DatriseAI-first ETL

New York Times Holistics

AI-first ETL from New York Times into Holistics. Governed entities, incremental sync, typed landing tables.

How Datrise loads New York Times into Holistics

Datrise syncs New York Times's records, events, and configuration objects into Holistics as warehouse tables modeled in Holistics. Flexible or custom fields land in flattened columns for the modeling layer, and timestamps such as created, updated, and status changes are typed as date/time dimensions.

Sync is incremental: Datrise uses incremental refresh of the modeled tables, so re-runs update only what changed. Date-partitioned facts for fast aggregates. Holistics models data as code on top of SQL, so Datrise lands stable column names to keep your models from drifting.

Ideal for as-code BI modeling on a warehouse.

Endpoints

New York Times: SaaS or API data source for analytics and warehouse sync.
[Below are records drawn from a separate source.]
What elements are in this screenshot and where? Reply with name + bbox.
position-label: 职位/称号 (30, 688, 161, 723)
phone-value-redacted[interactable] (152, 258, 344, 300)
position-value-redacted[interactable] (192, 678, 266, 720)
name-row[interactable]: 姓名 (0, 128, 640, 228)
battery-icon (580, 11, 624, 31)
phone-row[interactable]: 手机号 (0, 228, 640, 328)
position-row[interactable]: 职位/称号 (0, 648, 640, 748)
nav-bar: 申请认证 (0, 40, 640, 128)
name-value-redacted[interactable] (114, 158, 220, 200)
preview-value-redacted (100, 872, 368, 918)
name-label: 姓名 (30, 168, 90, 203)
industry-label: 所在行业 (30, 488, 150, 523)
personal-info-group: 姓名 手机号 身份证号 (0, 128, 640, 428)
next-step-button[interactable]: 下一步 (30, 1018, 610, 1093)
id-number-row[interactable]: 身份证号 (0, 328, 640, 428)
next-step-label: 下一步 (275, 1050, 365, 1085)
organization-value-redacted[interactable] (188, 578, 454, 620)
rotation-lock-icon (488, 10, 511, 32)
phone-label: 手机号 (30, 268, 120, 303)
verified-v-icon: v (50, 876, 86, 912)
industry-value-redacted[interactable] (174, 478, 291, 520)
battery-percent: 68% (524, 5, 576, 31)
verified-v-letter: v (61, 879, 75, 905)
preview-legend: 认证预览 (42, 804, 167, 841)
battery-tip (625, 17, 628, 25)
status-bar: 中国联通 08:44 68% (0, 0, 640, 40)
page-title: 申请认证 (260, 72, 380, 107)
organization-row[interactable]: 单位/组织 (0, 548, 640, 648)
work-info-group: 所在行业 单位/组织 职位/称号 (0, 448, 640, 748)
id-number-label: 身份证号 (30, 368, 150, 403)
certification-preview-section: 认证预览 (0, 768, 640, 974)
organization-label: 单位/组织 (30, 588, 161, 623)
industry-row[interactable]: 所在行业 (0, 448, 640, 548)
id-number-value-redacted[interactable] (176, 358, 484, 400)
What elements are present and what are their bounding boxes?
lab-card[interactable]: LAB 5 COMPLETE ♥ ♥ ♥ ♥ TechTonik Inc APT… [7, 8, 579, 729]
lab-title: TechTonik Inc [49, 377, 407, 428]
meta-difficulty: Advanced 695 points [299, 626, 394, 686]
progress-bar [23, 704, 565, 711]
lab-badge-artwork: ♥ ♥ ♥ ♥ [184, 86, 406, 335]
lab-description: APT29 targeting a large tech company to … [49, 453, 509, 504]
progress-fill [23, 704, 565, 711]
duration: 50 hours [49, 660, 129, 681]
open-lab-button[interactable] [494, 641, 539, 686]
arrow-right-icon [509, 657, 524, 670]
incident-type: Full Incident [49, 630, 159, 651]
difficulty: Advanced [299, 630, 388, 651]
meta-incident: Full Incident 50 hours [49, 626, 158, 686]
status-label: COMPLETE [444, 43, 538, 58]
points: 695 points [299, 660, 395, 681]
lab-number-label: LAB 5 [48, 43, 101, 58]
Holistics: Self-service BI with modeling layers and scheduled report delivery.

How New York Times entities map to Holistics

New York Times entityHolistics objectNotes
recordsnew_york_times_recordsid PK · custom fields → flattened columns for the modeling layer
eventsnew_york_times_eventsdate/time dimensions events
configuration objectsnew_york_times_configuration_objectsid PK · linked to new_york_times_records

FAQ

How does Datrise handle New York Times's custom fields in Holistics?

Flexible values are stored as flattened columns for the modeling layer, so new fields don't require a migration; strongly-typed fields — dates, numbers, and references — are promoted to native Holistics types.

How does the New York Times to Holistics sync stay up to date?

It runs incrementally — Datrise uses incremental refresh of the modeled tables.